The railroads themselves have been keeping mum. If the South gets lower freight rates, its competitive advantage over the North will be so great that Northern industry (and thus freight volume) may dwindle drastically; on the other hand, the rise in Southern volume should compensate. Trying to figure out this one presents a technical problem of giddy proportions. Last week the Southern roads finally made up their minds. In the first statement of their position, Chairman Joseph G. Kerr of the Southern Carriers' Association announced that in the case of some Southern products, but by no means all, "We are convinced that Southern shippers . . . have made a showing which justifies and requires the establishment of rates from the South to Official territory on a level either the same or approximately the same as the level within Official territory."

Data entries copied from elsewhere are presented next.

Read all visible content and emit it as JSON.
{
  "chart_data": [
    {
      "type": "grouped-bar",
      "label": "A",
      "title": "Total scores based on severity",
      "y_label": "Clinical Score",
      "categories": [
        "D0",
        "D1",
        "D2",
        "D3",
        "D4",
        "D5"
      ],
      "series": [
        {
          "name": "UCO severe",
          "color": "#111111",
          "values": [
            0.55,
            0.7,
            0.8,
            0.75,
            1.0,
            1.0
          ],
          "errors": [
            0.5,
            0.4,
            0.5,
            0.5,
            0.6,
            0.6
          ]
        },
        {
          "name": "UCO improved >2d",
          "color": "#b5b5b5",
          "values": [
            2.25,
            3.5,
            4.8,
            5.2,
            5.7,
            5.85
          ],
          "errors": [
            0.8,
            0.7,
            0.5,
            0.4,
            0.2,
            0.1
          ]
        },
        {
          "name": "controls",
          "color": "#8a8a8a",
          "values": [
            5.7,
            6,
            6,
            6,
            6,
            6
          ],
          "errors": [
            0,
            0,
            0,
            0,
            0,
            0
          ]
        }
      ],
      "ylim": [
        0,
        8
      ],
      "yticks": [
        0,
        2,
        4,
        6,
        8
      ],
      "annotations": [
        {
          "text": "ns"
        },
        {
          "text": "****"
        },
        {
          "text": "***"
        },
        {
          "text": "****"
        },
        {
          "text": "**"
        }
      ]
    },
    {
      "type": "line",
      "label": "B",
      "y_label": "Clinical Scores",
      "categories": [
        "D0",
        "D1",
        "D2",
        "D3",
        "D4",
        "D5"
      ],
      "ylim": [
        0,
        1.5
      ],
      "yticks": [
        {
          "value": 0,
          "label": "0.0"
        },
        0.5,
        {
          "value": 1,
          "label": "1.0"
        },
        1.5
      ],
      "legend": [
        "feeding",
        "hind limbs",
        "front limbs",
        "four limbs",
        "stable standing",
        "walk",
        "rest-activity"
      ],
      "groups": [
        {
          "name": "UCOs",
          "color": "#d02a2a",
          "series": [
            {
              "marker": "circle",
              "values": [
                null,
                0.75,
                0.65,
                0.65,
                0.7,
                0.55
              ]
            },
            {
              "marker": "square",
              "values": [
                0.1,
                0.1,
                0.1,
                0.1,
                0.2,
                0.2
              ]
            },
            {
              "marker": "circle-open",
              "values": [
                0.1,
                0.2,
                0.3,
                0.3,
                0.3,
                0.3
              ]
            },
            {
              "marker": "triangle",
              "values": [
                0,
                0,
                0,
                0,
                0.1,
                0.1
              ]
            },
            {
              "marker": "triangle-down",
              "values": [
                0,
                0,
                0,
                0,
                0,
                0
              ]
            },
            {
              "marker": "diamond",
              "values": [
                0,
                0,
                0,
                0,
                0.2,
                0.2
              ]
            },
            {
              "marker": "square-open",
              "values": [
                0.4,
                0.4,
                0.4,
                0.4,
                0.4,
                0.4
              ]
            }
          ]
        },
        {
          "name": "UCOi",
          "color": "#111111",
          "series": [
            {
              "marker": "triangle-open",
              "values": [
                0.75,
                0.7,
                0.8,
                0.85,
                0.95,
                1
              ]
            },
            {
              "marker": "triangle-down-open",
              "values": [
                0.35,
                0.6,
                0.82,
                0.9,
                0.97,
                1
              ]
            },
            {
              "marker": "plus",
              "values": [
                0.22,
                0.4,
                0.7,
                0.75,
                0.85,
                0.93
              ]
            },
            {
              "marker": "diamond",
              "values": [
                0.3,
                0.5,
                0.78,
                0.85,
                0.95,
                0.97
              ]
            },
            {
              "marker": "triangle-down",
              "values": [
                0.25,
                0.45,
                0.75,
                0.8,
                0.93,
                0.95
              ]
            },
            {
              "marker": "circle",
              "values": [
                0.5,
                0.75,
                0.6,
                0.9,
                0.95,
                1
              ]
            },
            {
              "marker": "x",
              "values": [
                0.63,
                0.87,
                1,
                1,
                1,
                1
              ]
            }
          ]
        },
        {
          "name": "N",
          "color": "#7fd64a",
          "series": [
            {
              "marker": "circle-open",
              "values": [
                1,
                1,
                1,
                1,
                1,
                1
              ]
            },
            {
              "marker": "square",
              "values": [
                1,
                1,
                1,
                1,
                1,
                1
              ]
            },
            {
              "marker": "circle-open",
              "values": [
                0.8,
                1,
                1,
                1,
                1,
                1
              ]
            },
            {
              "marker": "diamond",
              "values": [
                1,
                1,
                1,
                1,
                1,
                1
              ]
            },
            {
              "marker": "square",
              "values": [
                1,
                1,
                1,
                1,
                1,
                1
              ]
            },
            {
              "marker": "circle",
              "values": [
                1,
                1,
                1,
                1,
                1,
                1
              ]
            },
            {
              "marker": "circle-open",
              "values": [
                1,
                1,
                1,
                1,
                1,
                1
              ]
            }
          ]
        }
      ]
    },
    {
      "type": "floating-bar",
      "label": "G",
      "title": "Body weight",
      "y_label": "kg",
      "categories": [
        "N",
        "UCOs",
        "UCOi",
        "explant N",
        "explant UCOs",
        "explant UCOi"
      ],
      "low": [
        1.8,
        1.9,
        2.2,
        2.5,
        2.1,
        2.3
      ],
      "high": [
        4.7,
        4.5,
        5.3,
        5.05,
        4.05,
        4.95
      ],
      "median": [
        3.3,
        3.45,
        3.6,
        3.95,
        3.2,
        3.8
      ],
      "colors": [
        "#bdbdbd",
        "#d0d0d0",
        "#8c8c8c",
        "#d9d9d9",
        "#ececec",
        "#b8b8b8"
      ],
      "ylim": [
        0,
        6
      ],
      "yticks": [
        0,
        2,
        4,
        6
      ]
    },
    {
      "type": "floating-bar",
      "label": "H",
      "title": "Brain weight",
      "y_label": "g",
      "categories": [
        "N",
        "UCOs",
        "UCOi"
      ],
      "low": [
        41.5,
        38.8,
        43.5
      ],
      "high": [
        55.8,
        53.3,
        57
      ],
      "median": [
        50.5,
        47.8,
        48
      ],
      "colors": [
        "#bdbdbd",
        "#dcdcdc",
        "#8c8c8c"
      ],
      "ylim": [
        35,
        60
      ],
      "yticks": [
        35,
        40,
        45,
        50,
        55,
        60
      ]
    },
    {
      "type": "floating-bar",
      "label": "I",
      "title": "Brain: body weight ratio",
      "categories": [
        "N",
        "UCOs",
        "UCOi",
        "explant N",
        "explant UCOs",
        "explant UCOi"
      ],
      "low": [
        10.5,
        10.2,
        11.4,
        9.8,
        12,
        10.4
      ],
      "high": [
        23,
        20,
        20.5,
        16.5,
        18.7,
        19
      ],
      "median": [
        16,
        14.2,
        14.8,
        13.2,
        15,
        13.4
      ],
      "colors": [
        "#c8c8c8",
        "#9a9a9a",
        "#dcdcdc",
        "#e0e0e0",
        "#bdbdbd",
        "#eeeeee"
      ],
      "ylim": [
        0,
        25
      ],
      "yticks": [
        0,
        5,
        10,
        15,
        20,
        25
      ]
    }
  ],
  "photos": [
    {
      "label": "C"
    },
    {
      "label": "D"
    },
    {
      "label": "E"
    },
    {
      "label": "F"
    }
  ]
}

*Present rates for carrying cotton goods: 1) from Gadsden, Ala. to Chicago (670 miles) $1 per 100 lb., from Utica, N. Y. to Chicago (694 miles) 89-c-; 2) from Hattiesburg, Miss, to Chicago (814 miles) $1.06, from Lewiston, Me. to Detroit (813 miles) 96-c-; 3) from Knoxville, Tenn. to Indianapolis (377 miles) 78-c-, from Syracuse, N. Y. to Detroit (378 miles) 67-c-. *In a study of eight industries published four months ago, the National Industrial Conference Board found that wage scales in the South are substantially below the East and West even with lower living costs taken into consideration. According to the study, the average Southern cotton mill worker gets a weekly wage of $15.52, compared to $20.34 in the East. Living costs in the East were found to be only 5.8% higher than the South, while average weekly earnings ranged from 15.7% higher in the printing industry to 45.3% higher in the gas industry.